Tom Stoppard is a brilliant playwright, but sometimes he can't tell the difference between a play and a lecture. Hapgood's ratio of physics versus theatre is unfortunately skewed toward the former, and while Stoppard's conceit of having the plot reflect the physics is strong, its execution is confusing. Hapgood is an iconoclastic spy for England. She uses the dedicated phone line to the prime minister to talk with her son; she has sex with other agents (English and otherwise); and she does what she wants when she wants. In Hapgood she is faced with a dilemma. A double (or is it triple, or is it quadruple?) agent has given secret information to the Russians. Has Kerner, the physicist and Russian agent turned English agent (and father of her son), been turned again? What has Ridley been up to? What about the twin Russian agents? And, also, will Hapgood find true love and settle down?
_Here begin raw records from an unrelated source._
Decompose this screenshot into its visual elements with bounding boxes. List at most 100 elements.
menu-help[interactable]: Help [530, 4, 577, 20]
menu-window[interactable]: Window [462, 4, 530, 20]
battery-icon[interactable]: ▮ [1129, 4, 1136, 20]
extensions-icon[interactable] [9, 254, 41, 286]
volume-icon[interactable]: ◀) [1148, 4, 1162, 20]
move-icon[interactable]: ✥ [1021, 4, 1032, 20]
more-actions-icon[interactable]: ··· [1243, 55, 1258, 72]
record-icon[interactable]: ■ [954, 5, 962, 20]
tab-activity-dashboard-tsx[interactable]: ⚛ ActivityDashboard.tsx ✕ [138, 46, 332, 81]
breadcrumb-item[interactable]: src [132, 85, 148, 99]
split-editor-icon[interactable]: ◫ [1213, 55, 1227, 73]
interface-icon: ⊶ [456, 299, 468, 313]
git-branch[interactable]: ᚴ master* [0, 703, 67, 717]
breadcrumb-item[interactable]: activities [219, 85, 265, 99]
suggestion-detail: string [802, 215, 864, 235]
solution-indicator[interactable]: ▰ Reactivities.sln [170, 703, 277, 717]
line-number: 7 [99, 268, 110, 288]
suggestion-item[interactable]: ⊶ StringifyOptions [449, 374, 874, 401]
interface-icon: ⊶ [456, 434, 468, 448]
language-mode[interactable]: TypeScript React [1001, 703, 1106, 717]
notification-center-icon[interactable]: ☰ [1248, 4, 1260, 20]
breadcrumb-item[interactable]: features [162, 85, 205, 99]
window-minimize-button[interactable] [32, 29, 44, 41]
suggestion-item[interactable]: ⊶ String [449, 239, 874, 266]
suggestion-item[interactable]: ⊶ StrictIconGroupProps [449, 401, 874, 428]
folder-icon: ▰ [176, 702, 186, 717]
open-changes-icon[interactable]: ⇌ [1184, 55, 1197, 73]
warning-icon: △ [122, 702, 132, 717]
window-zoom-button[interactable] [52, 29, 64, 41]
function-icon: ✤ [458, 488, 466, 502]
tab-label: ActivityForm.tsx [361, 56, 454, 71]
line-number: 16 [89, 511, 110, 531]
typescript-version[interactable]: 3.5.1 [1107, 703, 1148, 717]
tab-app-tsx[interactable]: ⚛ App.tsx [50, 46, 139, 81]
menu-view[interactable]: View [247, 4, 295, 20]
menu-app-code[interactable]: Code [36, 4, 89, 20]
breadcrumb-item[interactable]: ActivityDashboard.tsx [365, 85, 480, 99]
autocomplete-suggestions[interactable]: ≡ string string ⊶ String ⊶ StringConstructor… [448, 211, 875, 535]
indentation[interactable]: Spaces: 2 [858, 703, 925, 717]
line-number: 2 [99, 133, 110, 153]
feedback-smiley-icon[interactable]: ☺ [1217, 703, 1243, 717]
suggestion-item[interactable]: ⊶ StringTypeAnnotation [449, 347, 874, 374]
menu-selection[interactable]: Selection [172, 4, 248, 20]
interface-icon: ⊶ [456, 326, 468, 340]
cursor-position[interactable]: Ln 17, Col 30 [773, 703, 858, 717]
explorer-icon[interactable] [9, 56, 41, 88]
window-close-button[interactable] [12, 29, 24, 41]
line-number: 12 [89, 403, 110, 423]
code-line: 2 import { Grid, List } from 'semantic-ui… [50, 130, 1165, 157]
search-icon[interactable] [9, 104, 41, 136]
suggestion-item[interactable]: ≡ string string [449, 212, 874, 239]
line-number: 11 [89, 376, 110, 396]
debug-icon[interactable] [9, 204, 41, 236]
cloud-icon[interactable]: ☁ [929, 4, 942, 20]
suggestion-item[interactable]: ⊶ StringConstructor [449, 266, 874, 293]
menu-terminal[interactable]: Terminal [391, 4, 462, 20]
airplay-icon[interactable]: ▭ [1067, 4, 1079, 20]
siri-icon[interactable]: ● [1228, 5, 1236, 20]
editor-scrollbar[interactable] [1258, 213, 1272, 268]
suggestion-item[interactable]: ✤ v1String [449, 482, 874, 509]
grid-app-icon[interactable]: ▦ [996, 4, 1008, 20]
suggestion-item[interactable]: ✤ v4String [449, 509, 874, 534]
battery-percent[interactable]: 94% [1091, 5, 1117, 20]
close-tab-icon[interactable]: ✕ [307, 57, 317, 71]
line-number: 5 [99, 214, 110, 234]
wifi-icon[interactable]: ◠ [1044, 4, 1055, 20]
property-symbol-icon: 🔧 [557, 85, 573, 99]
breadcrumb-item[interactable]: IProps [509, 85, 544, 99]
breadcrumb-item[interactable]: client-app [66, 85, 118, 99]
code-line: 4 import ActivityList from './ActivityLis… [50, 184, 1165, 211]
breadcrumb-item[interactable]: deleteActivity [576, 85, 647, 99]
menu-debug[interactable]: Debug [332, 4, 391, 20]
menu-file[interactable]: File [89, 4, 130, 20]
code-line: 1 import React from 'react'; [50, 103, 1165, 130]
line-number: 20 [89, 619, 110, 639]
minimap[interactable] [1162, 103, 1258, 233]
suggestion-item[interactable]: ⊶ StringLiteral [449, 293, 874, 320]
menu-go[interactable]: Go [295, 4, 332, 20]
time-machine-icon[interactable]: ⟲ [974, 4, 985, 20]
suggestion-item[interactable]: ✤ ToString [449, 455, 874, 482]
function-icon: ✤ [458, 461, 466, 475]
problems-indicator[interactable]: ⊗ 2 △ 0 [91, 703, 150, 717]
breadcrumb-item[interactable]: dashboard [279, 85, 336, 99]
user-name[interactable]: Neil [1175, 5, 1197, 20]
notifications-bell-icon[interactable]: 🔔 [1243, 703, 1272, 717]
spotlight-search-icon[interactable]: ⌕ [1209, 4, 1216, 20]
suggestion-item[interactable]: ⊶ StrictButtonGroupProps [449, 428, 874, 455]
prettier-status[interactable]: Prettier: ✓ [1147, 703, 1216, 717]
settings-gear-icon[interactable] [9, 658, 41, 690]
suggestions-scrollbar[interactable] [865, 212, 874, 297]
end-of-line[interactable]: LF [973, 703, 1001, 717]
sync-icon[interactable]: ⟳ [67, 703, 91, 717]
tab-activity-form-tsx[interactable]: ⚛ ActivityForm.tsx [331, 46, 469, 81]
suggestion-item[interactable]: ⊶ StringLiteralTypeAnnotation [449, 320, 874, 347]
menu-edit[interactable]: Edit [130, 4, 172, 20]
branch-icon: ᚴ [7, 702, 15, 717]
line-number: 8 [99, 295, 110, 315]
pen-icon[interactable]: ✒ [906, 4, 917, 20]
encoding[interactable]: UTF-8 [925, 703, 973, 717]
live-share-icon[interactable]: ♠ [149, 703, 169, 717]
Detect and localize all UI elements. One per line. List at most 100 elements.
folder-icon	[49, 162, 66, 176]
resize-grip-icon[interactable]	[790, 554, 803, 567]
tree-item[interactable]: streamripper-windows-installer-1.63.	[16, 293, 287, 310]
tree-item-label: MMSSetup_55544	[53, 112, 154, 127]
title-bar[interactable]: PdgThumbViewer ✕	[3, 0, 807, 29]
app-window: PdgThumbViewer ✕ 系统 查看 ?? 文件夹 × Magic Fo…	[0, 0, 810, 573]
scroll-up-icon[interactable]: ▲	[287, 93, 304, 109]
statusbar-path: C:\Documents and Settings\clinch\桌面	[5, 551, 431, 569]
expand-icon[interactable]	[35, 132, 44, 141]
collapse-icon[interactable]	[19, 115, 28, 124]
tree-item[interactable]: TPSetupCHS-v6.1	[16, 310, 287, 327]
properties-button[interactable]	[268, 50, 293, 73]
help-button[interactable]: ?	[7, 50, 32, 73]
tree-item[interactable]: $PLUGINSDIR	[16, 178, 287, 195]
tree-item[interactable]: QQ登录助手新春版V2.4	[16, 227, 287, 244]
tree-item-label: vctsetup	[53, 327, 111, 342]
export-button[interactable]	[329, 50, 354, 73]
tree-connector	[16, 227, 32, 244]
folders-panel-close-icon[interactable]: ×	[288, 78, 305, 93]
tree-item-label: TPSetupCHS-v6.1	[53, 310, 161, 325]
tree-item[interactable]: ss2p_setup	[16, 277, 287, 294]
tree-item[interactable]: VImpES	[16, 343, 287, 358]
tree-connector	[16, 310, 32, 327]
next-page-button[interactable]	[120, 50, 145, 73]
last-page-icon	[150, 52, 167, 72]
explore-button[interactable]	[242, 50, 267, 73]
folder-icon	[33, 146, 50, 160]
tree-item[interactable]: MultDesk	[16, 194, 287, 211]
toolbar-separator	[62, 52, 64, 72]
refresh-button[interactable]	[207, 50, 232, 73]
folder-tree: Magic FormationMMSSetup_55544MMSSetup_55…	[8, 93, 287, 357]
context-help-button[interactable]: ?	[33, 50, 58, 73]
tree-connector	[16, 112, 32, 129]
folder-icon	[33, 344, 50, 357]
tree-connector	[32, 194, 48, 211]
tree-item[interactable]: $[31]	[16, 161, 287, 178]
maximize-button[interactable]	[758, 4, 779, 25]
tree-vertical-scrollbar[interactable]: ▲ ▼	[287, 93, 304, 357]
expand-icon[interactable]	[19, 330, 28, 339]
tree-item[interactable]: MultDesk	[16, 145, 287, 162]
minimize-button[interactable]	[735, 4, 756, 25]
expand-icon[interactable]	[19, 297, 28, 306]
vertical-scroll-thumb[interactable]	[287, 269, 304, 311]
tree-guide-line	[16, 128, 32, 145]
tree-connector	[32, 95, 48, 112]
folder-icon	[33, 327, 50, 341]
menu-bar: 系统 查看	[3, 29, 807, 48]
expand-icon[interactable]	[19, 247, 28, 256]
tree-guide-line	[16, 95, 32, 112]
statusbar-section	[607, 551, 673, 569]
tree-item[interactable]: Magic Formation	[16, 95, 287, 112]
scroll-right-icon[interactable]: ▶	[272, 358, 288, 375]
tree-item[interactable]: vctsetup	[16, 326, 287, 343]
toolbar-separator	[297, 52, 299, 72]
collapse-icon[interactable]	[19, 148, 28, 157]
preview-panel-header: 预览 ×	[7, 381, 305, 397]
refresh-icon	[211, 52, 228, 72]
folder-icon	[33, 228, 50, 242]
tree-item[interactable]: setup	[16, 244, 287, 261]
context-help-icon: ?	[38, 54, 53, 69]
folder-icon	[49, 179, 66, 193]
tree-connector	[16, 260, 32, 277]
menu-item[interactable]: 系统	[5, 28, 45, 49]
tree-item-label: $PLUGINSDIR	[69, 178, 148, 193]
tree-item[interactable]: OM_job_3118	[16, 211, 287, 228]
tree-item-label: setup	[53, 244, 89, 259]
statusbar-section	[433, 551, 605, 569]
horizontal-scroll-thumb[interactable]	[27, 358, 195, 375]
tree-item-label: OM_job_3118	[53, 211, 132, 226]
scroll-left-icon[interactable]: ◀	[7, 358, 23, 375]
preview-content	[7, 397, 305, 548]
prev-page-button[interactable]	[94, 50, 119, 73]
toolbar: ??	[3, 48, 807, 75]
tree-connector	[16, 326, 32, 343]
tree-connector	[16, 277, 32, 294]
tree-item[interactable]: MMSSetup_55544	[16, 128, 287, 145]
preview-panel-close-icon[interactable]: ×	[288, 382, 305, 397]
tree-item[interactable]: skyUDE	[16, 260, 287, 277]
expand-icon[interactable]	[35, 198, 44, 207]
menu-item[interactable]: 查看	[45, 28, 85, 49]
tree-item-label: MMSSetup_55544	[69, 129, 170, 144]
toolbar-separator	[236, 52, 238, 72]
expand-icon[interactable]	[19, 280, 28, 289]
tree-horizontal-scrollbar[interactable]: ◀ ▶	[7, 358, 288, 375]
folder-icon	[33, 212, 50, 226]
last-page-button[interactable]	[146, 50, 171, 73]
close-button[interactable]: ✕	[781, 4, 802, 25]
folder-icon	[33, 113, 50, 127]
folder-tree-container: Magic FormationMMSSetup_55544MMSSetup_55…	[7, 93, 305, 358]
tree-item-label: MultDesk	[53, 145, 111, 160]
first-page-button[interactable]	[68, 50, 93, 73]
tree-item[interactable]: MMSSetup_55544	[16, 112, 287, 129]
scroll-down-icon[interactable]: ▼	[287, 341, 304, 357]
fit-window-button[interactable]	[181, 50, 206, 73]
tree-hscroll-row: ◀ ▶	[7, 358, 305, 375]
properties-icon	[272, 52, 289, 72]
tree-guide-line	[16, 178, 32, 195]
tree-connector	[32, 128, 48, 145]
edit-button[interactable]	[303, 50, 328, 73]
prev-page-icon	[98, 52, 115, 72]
Stoppard draws smart and interesting parallels between the behavior of light waves/particles and the behavior of secret agents, but the play ultimately comes across as dry, with too much stuff going on--too many twists and turns, too much physics, too many lectures--and not enough humanity. The Phoenix Ensemble does a valiant job presenting this challenging play, and succeeds intermittently. Joe Menino as Kerner is charming and presents scientific ideas clearly while sounding like an actual person. Jason O'Connell and Craig Smith also bring much to the production. Elise Stone, in the pivotal role of Hapgood, gives a surface-level performance, with little variety to line readings (speaking fast does not a character make) and too much "matter-of-fact-ness" to be real. As the other Hapgood, she denotes quirkiness by fluffing her hair, and fluffing her hair, and fluffing her hair. The direction by John Giampietro is good but he doesn't succeed in bringing a maximum level of clarity to the goings-on.


Photo: Jonathan Keenan

Sometimes ambiguity adds suspense and atmosphere to a production. Sometimes it is just confusing. At the beginning of Edna O'Brien's Haunted, part of the Brits Off Broadway festival at 59e59, two women are barely visible behind a translucent wall. As an old man implores, "Stay, stay," the lighting changes and the women vanish. Add this opening to the title Haunted, and it is reasonable to expect a ghost story. However, the production never clarifies whether we are seeing ghosts, flashbacks, or a dramatization of the old man's probably unreliable memories. Rather than adding to the play's impact, this ambiguity diffuses it, pulling focus from the story at hand, which is somewhat interesting: the old man starts a platonic relationship with a young woman, allowing her to believe that his wife is dead. His wife, already unhappy with his sexual coldness and his past adultery, becomes suspicious and eventually incensed. But the relationships aren't quite convincing. For example, although the young woman is lonely, and the old man flatters her, it is still difficult to believe she would befriend him, as his urbanity and almost charm provide only a fragile veneer over his pathetic lechery. As played by Brenda Blethyn and Niall Buggy, the husband and wife come across as more compelling than the writing might warrant, though Beth Cooke fares less well as the young woman. The play's main strength is its use of language, which is often beautiful and frequently quotes great writers, particularly Shakespeare.